To understand the pattern of predictions using this method, we set up a 50 by 50 grid of values of (launch angle, exit velocity) and estimate the probabilities of a hit over this grid.   Here is a contour graph of the predictions — the hot (yellow) area corresponds to the region where the estimated hit probability is high.  I’ve added a black vertical line — the region to the left of the line corresponds to groundballs. There are two big sweet spots — the region where the launch speed exceeds 110 corresponds to (primarily) home runs, and there is a second sweet spot around 80 mpg and 12-20 degrees corresponding to singles. Is this a Reasonable Method?

I suspect that Statcast uses a different fitting algorithm for estimating their hit probabilities.  That’s fine — we have a lot of data and I suspect that there are a number of algorithms that will give similar results.  But how can we assess the goodness of fit of our fitted model?  A simple way is to use this fitted model to predict the outcome (hit or out) on the test data (the data that was not used to fit the model) and compute the proportion of successful predictions.

Here are some illustrations using this criterion.

1.  Suppose we predict that every batted ball will be out. (This is a dumb method, but it is a simple prediction method.)  Then the proportion of successful predictions will be 0.67, the fraction of batted balls that are outs.  Certainly we can improve over this prediction method.
2. Instead suppose we predict that batted balls hit over 100 mpg will be hits, and the batted balls hit under 100 mpg will be outs.  We compute that the proportion of successful predictions to be 0.724 — better than the “all batted balls are outs” method.
3. How about our gam method (illustrated using the contour graph)?  We compute that the rate of successful predictions is 0.801.  I don’t know the Statcast algorithm for determining the probability of a hit (given the launch angle and exit velocity), but I would think that their algorithm would have a similar correct classification rate.

Going Further

As usual, I have posted all of my R code on my GitHub gist site.

Although I have a basic understanding of the importance of launch angle and exit velocity in terms of hits and outs, there are many questions going forward — I’ll just list a few questions that may motivate a good study by the interested reader.

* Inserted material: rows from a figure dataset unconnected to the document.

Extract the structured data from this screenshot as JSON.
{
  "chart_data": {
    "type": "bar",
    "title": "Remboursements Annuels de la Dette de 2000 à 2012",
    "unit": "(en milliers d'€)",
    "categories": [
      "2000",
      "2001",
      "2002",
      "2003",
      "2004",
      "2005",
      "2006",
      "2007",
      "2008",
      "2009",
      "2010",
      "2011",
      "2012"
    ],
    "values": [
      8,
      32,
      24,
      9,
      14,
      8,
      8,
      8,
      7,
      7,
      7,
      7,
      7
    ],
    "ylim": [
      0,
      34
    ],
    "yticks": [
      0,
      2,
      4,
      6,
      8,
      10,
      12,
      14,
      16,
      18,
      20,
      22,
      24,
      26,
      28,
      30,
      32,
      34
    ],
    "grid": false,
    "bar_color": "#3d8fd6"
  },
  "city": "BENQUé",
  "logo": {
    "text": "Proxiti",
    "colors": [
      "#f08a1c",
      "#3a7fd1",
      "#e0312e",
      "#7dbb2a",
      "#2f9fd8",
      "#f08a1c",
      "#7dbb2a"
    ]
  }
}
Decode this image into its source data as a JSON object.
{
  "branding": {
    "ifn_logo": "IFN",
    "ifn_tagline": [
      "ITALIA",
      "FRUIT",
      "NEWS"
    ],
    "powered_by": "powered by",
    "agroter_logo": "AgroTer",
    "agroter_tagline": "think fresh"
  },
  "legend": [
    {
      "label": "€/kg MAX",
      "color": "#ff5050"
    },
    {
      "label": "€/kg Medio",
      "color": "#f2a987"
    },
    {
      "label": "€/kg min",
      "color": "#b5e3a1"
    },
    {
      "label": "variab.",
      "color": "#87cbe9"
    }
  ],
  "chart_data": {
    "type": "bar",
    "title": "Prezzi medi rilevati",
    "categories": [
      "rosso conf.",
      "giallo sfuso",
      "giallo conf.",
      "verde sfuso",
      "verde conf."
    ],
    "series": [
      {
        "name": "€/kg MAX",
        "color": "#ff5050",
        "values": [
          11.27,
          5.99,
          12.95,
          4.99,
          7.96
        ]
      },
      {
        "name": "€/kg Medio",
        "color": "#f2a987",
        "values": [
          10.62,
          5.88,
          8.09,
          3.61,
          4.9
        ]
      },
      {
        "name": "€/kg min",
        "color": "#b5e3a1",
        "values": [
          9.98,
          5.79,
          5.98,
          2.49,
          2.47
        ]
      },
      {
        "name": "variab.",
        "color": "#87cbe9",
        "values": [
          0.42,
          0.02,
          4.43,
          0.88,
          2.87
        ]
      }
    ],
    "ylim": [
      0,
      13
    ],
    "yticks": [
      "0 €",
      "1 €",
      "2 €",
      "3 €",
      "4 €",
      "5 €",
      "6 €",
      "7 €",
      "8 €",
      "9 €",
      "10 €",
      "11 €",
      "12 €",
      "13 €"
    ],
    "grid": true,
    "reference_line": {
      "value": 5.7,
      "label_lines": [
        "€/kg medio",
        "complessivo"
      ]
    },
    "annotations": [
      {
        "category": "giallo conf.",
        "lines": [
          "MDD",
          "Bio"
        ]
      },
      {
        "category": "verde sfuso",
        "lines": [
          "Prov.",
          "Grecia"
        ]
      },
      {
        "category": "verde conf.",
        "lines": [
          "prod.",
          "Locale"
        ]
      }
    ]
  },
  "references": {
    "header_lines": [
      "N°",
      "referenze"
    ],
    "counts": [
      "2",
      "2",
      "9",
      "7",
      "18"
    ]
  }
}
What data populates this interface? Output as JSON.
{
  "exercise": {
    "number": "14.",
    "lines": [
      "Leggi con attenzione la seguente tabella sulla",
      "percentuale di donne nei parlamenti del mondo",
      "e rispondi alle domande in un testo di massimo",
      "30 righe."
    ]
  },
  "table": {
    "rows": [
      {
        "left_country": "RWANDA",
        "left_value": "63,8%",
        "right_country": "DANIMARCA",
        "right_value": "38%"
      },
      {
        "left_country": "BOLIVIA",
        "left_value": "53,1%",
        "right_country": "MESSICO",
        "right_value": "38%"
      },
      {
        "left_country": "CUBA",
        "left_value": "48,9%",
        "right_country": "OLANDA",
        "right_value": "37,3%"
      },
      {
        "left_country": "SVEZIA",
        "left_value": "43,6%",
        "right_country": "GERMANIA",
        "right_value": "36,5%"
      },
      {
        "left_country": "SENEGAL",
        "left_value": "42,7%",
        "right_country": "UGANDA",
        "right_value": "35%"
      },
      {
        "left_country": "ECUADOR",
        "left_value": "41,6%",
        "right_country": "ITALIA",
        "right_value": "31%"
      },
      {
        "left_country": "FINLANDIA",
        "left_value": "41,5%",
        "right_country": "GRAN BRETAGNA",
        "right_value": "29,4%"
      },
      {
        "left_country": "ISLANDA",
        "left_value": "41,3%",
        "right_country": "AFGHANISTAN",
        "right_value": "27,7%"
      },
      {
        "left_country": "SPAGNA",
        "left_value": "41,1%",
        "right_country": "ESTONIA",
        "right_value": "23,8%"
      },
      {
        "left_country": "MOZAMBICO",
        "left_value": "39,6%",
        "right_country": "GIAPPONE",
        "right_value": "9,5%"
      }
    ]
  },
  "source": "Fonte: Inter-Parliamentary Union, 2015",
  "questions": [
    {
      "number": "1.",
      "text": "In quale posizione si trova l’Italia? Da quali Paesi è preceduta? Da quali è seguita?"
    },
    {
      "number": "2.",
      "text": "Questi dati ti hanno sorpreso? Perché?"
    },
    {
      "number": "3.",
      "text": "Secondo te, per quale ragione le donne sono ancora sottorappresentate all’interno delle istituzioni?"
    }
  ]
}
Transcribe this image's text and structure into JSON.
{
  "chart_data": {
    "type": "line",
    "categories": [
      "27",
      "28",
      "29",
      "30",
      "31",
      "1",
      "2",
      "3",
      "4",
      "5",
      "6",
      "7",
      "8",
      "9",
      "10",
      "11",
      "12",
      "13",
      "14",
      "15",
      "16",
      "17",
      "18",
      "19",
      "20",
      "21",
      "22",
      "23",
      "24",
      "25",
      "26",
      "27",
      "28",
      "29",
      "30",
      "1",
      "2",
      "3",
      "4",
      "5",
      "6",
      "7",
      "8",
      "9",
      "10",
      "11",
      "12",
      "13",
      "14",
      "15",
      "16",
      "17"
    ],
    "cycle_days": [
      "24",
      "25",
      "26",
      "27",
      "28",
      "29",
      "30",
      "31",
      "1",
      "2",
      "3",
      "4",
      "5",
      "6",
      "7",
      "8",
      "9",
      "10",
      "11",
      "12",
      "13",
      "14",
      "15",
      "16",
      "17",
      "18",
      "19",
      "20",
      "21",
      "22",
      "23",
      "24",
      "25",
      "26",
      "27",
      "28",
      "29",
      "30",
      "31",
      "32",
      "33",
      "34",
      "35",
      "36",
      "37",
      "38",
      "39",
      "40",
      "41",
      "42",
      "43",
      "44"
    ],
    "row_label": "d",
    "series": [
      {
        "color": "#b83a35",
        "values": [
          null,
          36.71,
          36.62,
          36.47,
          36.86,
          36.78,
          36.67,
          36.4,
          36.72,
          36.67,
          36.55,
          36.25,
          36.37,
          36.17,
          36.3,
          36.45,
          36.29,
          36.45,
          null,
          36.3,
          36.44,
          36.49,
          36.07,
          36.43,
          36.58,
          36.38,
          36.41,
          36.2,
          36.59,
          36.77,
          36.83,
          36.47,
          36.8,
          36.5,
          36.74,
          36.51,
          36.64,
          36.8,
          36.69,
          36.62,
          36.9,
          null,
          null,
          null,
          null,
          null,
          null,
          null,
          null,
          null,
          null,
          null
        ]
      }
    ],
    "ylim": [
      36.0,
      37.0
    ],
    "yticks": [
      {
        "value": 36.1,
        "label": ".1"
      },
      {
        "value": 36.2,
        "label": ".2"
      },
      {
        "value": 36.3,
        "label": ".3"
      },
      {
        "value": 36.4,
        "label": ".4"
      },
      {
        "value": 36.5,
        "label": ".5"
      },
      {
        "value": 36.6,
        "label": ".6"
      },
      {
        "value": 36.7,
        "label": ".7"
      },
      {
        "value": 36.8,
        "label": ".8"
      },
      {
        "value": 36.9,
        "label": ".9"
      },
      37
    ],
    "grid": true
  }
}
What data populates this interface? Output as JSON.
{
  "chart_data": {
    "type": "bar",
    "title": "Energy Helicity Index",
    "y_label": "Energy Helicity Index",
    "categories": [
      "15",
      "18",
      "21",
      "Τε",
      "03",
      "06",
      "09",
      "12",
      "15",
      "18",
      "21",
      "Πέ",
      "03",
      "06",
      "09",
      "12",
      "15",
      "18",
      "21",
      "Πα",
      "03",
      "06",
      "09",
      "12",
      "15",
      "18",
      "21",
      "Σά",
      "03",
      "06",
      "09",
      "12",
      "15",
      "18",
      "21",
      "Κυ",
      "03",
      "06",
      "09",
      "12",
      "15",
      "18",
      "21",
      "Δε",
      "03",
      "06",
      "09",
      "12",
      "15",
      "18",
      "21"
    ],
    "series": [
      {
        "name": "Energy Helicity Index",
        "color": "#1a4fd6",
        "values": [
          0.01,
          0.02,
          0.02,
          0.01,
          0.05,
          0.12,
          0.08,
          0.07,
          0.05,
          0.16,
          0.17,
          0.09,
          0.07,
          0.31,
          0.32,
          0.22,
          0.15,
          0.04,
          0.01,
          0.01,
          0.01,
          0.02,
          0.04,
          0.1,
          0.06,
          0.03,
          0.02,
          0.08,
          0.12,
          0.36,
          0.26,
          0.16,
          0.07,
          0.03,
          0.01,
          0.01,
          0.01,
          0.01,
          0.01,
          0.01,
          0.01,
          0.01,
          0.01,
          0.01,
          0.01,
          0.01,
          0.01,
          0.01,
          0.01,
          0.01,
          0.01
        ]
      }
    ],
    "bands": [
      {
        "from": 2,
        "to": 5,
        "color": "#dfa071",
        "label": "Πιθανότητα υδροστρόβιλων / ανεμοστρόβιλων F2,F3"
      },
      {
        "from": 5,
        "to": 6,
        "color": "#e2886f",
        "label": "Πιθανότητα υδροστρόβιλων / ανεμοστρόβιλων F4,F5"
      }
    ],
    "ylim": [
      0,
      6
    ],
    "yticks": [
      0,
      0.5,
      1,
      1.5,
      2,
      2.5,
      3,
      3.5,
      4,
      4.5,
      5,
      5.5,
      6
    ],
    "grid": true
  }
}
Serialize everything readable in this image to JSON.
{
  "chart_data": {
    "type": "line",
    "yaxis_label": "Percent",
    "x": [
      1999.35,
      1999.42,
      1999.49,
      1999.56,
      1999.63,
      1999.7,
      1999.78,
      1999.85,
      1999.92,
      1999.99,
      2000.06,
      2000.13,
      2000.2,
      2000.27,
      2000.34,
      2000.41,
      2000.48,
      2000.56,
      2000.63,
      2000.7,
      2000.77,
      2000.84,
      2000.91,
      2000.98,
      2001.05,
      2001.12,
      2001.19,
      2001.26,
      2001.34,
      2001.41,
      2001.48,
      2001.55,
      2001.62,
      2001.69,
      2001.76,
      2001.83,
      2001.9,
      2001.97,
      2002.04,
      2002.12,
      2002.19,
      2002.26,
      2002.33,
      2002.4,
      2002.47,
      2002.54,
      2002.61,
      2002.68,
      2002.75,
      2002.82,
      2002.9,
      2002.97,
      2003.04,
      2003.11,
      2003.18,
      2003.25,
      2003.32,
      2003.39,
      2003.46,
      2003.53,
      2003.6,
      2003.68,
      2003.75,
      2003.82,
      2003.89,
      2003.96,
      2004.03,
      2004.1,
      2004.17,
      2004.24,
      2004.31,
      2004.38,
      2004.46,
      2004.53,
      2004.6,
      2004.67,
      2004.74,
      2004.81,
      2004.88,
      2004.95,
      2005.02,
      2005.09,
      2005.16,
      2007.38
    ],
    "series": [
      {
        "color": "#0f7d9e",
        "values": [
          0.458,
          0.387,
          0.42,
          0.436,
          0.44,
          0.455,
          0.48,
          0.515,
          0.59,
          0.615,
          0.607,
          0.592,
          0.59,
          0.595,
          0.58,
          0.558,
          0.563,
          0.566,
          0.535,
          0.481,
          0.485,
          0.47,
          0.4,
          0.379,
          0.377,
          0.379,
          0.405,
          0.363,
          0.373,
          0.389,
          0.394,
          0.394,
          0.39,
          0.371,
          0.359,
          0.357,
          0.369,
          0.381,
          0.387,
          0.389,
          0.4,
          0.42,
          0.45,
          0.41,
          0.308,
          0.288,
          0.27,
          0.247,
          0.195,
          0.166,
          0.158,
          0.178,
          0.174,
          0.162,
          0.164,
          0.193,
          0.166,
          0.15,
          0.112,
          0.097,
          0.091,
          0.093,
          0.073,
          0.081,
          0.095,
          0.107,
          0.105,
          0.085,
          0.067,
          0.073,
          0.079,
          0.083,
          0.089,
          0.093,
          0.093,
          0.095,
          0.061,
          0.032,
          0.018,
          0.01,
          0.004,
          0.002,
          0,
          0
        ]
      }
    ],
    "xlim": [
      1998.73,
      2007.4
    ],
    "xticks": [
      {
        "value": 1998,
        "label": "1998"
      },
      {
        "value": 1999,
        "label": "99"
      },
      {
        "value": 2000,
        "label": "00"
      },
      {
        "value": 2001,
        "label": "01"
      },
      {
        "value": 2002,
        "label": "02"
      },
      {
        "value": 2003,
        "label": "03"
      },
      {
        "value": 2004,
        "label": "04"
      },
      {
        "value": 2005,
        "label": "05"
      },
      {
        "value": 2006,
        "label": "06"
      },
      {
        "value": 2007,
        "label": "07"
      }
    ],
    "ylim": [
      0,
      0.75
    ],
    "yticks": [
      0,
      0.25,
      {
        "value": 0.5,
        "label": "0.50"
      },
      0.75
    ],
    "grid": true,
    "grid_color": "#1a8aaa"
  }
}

• We have focused on averages, but certainly hitters have different talents for getting base hits.  For example, what is the impact of launch angle and exit velocity for a hitter who specializes in getting infield hits or putting the batted ball outside the range of the defense?  What is the launch angle and exit velocity effect for a player who is especially good in getting on base?
• How does a team’s defense impact the relationship of launch angle and exit velocity with base hits?
• What are other relevant inputs?  Due the the current prevalence in defensive shifts, teams must think that batters’ tendencies in the direction of the batted ball are important.   What are the pitcher effects?